Two new reviews from Toronto appear in the Fall 2011 issue of Montreal’s esse magazine, both dealing with photographic practices. The first is my take on a retrospective of the work of landmark performance artist Suzy Lake, which appeared at the University of Toronto Art Centre (UTAC) as part of this year’s CONTACT Photography Festival. I particularly liked seeing her new “Extended Breathing” series of lightbox photographs, which are quite beautiful as an extremely reduced from of performance. As I tried to suggest in my text, however, I think there are some places where the UTAC show tried to sum up Lake’s practice a bit too simplistically through the theme of “Political Poetics.” Lake’s career has been a rich and varied one that I think deserves more, sustained curatorial attention in the future.

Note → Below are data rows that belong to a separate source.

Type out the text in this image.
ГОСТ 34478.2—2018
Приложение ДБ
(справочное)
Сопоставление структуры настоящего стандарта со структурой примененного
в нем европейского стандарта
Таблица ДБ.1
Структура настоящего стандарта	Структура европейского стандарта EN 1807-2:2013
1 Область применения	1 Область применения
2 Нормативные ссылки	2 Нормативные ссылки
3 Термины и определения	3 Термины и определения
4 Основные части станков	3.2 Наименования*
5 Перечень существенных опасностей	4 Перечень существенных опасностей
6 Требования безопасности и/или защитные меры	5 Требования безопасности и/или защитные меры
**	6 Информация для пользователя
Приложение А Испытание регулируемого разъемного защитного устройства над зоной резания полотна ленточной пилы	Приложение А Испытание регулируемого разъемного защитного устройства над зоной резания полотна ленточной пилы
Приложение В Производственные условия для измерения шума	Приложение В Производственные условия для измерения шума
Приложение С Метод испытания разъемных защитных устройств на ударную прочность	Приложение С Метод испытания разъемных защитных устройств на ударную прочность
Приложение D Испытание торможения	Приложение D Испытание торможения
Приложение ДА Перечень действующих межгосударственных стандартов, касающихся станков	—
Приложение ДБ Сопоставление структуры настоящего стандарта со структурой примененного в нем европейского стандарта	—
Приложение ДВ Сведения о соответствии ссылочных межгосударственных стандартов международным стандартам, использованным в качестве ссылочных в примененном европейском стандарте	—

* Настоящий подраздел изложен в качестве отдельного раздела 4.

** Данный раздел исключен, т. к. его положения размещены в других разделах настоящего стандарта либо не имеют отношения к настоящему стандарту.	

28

Suzy Lake, "Extended Breathing: While Highlights Travel," 2009. Photo: courtesy of Paul Petro Contemporary Art, Toronto
Also in this issue of esse is my review of a two-person exhibition at Angell Gallery featuring recent York MFA grad Alex Kisilevich and video and performance artist Geoffrey Pugen, both of whom exhibited photographs (Pugen’s show included some great video works as well). It was refreshing to see what felt like genuinely new work from two local artists that also managed to investigate some of the unique qualities of photo-based practices. They’re two names to keep an eye on in Toronto, including Pugen’s upcoming performance at this year’s Nuit Blanche.